D'un autre côté, l'espace numérique amplifie les violences et les risques d'abus et exploitation sexuels. Par conséquent, tous les rapports de l'ONU appellent à étudier les voies les plus pertinentes pour prévenir ce type de violence.

L'utilisation accrue de l'intelligence artificielle générative renforce et intensifie ces manifestations de violences. Une étude estime que 90 % de l'ensemble des deepfakes en ligne sont des images pornographiques non-consensuelles, dont 90 % représentent des femmes.

Comme souligné par le rapport du Secrétaire général, nous avons pleinement conscience que les violences sexistes et sexuelles dans la pornographie sont largement et librement disponibles sur internet.

Les hommes et les garçons consomment statistiquement davantage de contenus pornographiques violents que les femmes et les filles.
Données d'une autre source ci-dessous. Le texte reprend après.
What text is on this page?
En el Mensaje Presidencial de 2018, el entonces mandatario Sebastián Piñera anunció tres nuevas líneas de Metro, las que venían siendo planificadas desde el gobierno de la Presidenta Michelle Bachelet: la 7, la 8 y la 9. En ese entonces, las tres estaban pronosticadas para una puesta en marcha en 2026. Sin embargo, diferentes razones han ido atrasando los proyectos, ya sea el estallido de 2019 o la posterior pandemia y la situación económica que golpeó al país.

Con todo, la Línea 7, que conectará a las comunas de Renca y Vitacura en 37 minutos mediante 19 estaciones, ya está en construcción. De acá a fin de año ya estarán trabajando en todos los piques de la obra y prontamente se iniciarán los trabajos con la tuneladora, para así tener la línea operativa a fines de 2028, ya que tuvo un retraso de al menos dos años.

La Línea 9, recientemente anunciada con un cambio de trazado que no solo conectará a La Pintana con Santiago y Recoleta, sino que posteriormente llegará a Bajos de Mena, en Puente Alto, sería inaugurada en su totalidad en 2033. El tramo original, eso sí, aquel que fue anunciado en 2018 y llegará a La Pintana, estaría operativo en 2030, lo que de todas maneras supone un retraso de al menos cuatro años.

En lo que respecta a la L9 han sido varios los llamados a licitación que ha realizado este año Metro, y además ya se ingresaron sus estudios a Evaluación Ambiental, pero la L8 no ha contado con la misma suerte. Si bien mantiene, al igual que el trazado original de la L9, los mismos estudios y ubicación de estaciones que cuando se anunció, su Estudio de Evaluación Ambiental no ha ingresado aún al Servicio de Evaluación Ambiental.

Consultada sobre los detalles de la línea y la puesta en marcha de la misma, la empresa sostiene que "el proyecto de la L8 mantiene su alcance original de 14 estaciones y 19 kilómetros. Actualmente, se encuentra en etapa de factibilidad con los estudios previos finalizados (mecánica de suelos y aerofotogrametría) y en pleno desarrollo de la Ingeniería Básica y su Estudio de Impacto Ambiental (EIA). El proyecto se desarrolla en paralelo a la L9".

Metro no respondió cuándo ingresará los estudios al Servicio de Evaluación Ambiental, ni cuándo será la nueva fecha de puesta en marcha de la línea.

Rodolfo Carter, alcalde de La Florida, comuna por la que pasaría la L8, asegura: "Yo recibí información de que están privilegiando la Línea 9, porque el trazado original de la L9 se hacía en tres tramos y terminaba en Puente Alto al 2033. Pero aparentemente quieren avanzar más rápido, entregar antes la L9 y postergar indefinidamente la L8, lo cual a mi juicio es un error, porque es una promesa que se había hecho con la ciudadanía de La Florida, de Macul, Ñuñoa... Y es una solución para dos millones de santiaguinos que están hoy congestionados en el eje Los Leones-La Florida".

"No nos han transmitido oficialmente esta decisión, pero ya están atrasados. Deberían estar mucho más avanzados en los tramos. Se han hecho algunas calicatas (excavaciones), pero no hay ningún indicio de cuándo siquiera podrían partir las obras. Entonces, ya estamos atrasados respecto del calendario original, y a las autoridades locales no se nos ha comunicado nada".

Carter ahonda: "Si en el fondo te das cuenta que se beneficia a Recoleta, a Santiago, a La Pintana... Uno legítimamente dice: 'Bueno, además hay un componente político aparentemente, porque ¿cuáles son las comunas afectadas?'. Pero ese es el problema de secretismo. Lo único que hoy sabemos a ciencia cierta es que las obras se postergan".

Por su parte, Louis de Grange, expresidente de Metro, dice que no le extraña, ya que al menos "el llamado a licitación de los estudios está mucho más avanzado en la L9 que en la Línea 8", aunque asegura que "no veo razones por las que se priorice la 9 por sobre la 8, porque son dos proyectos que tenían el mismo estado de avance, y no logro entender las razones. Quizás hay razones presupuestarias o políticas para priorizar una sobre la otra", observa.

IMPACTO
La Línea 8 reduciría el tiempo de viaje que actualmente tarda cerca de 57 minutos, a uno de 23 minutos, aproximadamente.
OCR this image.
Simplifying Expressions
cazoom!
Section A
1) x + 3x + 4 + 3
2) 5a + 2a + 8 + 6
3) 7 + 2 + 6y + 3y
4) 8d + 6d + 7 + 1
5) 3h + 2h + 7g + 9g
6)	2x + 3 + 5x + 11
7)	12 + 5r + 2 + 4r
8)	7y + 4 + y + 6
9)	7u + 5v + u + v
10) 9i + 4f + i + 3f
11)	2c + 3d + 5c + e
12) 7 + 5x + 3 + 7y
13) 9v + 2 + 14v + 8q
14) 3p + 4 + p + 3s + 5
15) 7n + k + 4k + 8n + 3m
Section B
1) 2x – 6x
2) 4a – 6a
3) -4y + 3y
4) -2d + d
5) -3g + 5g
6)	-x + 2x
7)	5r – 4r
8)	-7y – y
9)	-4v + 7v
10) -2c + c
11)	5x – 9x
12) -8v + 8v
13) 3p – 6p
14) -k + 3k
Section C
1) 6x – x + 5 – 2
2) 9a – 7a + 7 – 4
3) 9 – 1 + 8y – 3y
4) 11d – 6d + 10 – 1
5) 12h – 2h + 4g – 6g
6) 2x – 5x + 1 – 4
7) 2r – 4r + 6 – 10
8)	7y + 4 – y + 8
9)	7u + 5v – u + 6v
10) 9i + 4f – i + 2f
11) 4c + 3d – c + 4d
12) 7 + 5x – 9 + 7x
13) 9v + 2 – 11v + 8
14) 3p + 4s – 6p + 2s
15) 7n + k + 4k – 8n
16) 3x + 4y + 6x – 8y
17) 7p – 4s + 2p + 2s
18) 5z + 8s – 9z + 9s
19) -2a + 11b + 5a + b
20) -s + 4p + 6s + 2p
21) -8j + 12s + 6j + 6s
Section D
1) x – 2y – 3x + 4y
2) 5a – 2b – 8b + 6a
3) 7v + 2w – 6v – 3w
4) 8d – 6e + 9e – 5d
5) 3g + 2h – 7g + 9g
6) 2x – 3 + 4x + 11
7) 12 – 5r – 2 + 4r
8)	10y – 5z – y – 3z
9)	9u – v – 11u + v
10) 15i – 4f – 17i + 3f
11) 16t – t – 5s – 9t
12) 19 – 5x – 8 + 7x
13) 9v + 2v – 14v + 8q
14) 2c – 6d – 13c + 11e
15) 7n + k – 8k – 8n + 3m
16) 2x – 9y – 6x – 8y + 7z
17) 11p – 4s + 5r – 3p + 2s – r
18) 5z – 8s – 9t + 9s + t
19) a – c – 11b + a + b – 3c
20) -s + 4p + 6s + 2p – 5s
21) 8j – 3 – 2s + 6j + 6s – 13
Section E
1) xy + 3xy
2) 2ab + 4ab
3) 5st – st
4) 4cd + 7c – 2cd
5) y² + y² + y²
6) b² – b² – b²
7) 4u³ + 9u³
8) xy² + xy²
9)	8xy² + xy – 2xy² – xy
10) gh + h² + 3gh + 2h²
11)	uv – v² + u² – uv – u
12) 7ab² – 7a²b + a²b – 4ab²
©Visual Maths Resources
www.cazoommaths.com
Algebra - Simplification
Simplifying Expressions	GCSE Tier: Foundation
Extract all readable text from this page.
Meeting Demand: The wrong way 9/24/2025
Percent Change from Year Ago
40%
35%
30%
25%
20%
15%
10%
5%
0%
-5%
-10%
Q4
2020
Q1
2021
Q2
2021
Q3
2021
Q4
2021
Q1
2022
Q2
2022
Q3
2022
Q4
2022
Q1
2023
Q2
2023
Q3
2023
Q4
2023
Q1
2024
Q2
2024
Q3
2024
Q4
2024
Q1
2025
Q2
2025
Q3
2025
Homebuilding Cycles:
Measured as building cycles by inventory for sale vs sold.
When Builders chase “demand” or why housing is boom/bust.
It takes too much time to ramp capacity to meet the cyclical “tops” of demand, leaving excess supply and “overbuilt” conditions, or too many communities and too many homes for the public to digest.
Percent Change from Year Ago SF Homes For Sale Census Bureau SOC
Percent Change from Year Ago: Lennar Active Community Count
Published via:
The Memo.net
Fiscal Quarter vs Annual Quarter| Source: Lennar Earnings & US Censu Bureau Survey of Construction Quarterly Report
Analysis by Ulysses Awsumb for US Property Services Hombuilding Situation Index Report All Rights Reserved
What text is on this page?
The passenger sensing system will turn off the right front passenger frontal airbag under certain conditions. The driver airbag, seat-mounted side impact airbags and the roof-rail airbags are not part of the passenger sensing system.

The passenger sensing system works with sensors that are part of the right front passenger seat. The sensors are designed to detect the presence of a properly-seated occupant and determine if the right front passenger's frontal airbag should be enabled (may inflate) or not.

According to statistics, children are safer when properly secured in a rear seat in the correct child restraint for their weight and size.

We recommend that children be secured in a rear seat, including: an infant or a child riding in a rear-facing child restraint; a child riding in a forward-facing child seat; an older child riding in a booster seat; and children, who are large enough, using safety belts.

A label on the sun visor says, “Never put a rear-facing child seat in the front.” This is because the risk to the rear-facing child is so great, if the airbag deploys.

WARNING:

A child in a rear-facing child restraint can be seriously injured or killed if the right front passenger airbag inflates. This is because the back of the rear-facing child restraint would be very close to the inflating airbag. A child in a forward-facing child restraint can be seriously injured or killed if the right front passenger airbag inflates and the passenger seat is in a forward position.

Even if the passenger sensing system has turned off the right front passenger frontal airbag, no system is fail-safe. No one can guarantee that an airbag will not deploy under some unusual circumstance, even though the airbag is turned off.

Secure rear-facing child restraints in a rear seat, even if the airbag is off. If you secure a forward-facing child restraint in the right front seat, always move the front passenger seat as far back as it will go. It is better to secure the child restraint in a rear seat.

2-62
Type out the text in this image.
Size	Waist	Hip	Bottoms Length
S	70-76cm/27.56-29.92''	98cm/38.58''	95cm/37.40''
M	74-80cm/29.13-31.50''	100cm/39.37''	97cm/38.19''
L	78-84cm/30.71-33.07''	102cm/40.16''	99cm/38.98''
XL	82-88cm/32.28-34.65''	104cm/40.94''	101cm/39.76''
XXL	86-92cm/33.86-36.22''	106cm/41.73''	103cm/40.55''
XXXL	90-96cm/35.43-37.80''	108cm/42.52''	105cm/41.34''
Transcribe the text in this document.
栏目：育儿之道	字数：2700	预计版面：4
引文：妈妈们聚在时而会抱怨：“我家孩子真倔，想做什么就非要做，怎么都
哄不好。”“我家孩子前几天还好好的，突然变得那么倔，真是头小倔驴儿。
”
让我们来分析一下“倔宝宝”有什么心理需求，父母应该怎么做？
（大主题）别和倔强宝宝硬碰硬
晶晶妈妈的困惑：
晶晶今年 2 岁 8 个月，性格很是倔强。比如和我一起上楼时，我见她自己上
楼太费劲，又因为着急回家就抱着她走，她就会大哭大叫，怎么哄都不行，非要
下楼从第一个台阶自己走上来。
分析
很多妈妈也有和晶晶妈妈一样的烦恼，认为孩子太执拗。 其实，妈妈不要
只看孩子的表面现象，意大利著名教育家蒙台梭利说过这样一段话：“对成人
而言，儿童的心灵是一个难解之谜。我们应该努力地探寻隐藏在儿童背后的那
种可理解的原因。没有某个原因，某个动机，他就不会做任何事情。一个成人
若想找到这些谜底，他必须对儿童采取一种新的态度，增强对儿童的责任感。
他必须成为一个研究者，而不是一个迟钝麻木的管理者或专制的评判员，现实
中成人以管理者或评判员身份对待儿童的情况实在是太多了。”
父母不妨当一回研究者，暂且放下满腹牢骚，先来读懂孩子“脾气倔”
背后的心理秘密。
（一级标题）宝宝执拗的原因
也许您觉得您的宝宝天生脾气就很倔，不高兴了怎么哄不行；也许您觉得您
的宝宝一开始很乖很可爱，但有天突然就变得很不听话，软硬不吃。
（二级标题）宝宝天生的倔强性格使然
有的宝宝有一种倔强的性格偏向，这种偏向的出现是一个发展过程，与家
Il y a de plus en plus d'études qui démontrent que les hommes et les garçons qui consomment de la pornographie violente sont davantage susceptibles de faire pression sur leur partenaire pour reproduire ce qu'ils ont vu dans la pornographie et davantage susceptibles d'être auteurs d'abus sexuels.

Pour conclure, quelques questions importantes pour notre réflexion collective : Quel est le coût pour une société d'avoir de la violence normalisée en tant que divertissement ? Quelles sont les conséquences à long terme sur les relations, sur l'égalité entre les sexes et pour les futures générations qui auront grandi en consommant des narratifs aussi déformés ? Quelles sont les implications en matière d'exploitation sexuelle ?

La France et les Pays-Bas ont co-facilité la résolution sur l'intensification des efforts pour prévenir et éliminer toutes les formes de violence contre les femmes et les filles dans l'environnement numérique. Cette résolution appelle les États à prendre des mesures globales, multi-sectorielles, coordonnées, efficaces et sensibles au genre pour prévenir et éliminer toutes les formes de violences à l'égard des femmes et des filles. Elle appelle aussi les États à s'attaquer aux causes structurelles et sous-jacentes et aux facteurs de risque de violence, qui permettent la perpétuation des violences.

Notre discussion d'aujourd'hui va porter sur les contenus pornographiques mais surtout sur leurs conséquences pour les droits fondamentaux des femmes et des filles. Je me réjouis de participer à cette discussion et d'en apprendre davantage sur ce que différents États mettent en oeuvre.

Je tiens à remercier la France pour son engagement et sa promotion des bonnes pratiques et des réflexions.